Types of Seizures
Seizures are classified into two main categories: focal seizures and generalized seizures, with additional classifications for seizures of unknown onset, based on the International League Against Epilepsy (ILAE) classification system. 1
Focal Seizures
Focal seizures originate within networks limited to one hemisphere of the brain and may be discretely localized or more widely distributed 2. They are further categorized by awareness level and motor/non-motor symptoms:
Focal Aware Seizures (formerly simple partial seizures)
- Patient remains conscious during the seizure
- May include motor symptoms, sensory phenomena, autonomic features, or emotional/cognitive changes
Focal Impaired Awareness Seizures (formerly complex partial seizures)
- Consciousness is affected
- Often include automatisms (repetitive, purposeless movements)
- May include behavior arrest, hyperkinetic movements, autonomic symptoms, cognitive changes, or emotional manifestations 3
Focal to Bilateral Tonic-Clonic Seizures (formerly secondarily generalized seizures)
Carbamazepine is indicated for partial seizures with complex symptomatology (psychomotor, temporal lobe) 4, while levetiracetam is considered first-line treatment for focal seizures due to its favorable side effect profile and minimal drug interactions 1.
Generalized Seizures
Generalized seizures originate at a point within the brain and rapidly engage bilaterally distributed networks, involving the thalamus and upper brainstem 1, 2. Types include:
Tonic-Clonic Seizures (formerly grand mal)
- Characterized by rigid muscle contraction (tonic phase) followed by rhythmic muscle contractions (clonic phase)

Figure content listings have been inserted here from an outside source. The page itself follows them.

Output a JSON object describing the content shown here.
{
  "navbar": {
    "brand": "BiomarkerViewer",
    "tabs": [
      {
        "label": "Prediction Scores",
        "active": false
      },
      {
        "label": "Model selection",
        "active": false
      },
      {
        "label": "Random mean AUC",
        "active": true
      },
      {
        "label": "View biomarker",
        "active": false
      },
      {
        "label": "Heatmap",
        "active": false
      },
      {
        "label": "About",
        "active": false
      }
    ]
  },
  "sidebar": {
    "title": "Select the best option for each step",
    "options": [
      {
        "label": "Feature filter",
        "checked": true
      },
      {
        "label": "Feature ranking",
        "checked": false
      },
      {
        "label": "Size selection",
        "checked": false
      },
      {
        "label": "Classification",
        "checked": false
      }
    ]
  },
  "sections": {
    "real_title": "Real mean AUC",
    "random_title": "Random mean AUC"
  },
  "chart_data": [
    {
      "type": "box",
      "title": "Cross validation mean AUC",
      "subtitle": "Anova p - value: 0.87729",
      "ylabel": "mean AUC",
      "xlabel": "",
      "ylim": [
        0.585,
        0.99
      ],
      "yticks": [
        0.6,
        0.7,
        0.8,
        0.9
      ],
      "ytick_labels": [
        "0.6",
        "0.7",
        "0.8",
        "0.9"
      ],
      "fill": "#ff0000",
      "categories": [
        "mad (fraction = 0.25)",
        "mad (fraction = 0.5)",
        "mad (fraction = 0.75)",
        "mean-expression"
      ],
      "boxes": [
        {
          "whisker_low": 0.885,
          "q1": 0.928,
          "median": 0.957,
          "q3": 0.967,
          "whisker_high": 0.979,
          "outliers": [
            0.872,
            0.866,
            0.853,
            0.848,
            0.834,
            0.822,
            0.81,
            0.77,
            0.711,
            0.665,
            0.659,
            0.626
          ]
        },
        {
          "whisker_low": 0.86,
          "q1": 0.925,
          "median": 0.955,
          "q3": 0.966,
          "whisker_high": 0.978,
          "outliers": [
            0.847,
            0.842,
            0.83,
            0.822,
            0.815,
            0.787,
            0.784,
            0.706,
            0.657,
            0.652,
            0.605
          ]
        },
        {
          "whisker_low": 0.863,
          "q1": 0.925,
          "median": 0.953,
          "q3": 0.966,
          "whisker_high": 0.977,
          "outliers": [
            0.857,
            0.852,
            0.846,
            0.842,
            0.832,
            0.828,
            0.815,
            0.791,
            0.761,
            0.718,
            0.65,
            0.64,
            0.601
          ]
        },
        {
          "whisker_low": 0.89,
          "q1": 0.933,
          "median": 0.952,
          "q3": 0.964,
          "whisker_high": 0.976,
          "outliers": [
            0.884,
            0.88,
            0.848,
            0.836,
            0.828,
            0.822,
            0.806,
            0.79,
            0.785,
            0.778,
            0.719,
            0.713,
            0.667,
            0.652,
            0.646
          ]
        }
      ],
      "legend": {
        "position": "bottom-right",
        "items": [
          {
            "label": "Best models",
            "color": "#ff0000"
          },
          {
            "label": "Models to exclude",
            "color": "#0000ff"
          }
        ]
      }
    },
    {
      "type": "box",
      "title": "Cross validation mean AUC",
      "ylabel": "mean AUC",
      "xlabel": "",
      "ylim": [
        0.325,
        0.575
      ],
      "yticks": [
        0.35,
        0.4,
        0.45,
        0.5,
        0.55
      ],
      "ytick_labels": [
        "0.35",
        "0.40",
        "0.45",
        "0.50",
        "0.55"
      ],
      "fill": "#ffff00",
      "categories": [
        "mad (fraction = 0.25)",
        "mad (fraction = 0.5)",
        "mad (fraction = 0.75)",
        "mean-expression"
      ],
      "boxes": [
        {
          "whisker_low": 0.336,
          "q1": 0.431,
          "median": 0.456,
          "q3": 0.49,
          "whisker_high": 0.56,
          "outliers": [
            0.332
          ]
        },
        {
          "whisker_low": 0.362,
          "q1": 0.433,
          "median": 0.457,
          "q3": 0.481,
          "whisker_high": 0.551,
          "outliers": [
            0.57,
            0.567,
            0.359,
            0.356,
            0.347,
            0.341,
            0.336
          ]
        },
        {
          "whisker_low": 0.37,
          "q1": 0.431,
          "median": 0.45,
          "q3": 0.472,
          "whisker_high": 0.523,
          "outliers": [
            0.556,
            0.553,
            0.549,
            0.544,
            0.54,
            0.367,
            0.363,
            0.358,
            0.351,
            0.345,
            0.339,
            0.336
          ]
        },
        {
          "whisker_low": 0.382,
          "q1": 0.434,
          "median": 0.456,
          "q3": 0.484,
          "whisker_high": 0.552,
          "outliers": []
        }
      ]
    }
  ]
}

- Usually involve loss of consciousness
Absence Seizures (formerly petit mal)
- Brief episodes of staring with impaired awareness
- May include mild clonic, tonic, or atonic components
- Note: Carbamazepine is not effective for absence seizures 4
Myoclonic Seizures
- Brief, shock-like jerks of muscles
- May occur in isolation or as part of syndromes
Tonic Seizures
- Sustained muscle contraction without clonic phase
Clonic Seizures
- Rhythmic jerking movements without tonic phase
Atonic Seizures
- Sudden loss of muscle tone leading to falls (drop attacks)
- Recent evidence shows many "drop attacks" are actually epileptic spasms rather than pure atonic seizures 5
Myoclonic-Atonic Seizures
Myoclonic-Tonic-Clonic Seizures
- Myoclonic jerks preceding a tonic-clonic seizure 3
Epileptic Spasms
- Brief contractions of muscles of the neck, trunk, and extremities 1
Valproate, lamotrigine, and topiramate are particularly effective for generalized seizures 1, 6.
Seizures of Unknown Onset
When the beginning of a seizure is not observed or unclear, it may be classified as:
- Unknown onset motor seizures
- Unknown onset non-motor seizures
- Unclassified seizures 3
Epilepsy Syndromes
Seizures often occur as part of specific epilepsy syndromes, including:
- Juvenile myoclonic epilepsy
- Juvenile absence epilepsy
- Infantile absence epilepsy
- Epilepsy with generalized tonic-clonic seizures only 1
Diagnostic Considerations
- MRI is superior to CT for identifying epileptogenic lesions, especially for focal seizures 1
- EEG monitoring is essential for detecting epileptic activity and classifying seizure types 1
- Distinguishing between epileptic and non-epileptic events is crucial to avoid inappropriate treatment 1
Common Pitfalls in Seizure Classification
- Mistaking syncope for seizures
- Failing to recognize that seizure types may change with age or treatment
- Not considering that some seizure types (atonic, clonic, epileptic spasms, myoclonic, and tonic) can have either focal or generalized onset 3
- Overlooking non-convulsive status epilepticus in patients with altered mental status 1
- Not recognizing that new-onset or poorly controlled seizures may indicate underlying pathology requiring neuroimaging 1
Understanding the correct classification of seizures is essential for appropriate treatment selection, as different antiepileptic medications have varying efficacy for different seizure types.